Alcuni lavoravano volontariamente, ma altri erano soggetti a vari gradi di coercizione.

Quelli che non volevano lavorare erano considerati indiani nemici e ostili.

I villaggi, situati di solito sulle rive dei fiumi, venivano attaccati prima dell’alba, quando tutti dormivano ancora e spesso il fiume Sacramento era colorato di rosso dal sangue degli indiani innocenti, che raramente riuscivano a sfuggire a simili agguati.

Coloro che non venivano uccisi e tutti i bambini dai sei ai quindici anni di età, erano di solito presi dai bianchi.

I detenuti erano costretti a dormire sul pavimento nudo di stanze chiuse a chiave senza servizi igienici, mangiando da abbeveratoi fatti di tronchi d’albero scavati, avvolti da un odore opprimente.

Nonostante l’approvvigionamento di un’agricoltura fertile, Sutter alimentava la sua forza lavoro in mangiatoie per maiali, dove i nativi mangiavano in ginocchio sotto il sole.

Sutter credeva che dovessero essere tenuti rigorosamente sotto paura per servire i proprietari terrieri bianchi e coloro che non collaboravano venivano frustati, imprigionati e giustiziati.

L’uomo era inoltre noto per violentare i suoi prigionieri, anche ragazze di 12 anni, e per rapire bambini indiani che vendeva poi in schiavitù o dava in dono per ripagare i propri debiti, lontano dai loro luoghi di nascita e dalle loro madri.

Numerosi visitatori del forte di Sutter annotarono quest’orrendo spettacolo nei loro diari e l’allora governatore dell’Alta California, Juan Bautista Alvarado, deplorò il maltrattamento di Sutter nel 1845.

Furono molti i coloni americani che entrarono nella regione e che decisero di stabilirsi lì, sottraendo grandi distese di terra ai nativi americani, i quali videro diminuire anche il cibo disponibile.

In risposta, alcuni indiani presero a razziare il bestiame degli allevatori bianchi che a loro volta li attaccarono nei villaggi.

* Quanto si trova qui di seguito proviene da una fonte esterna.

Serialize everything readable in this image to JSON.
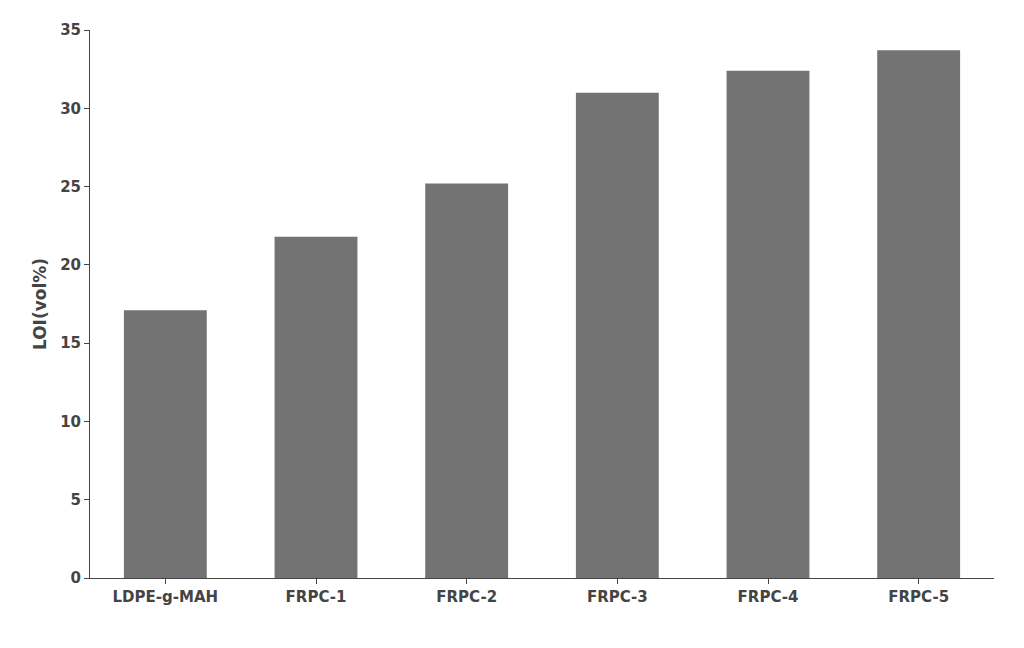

Secondo la legge messicana, gran parte delle pratiche lavorative di Sutter erano illegali ma tuttavia nel 1850, in seguito all’annessione della California da parte degli Stati Uniti, venne legalizzato il rapimento e la servitù forzata dei nativi da parte dei coloni bianchi.

Nel 1851, il governatore della California dichiarò che la guerra di sterminio sarebbe continuata fino all’estinzione della razza indiana.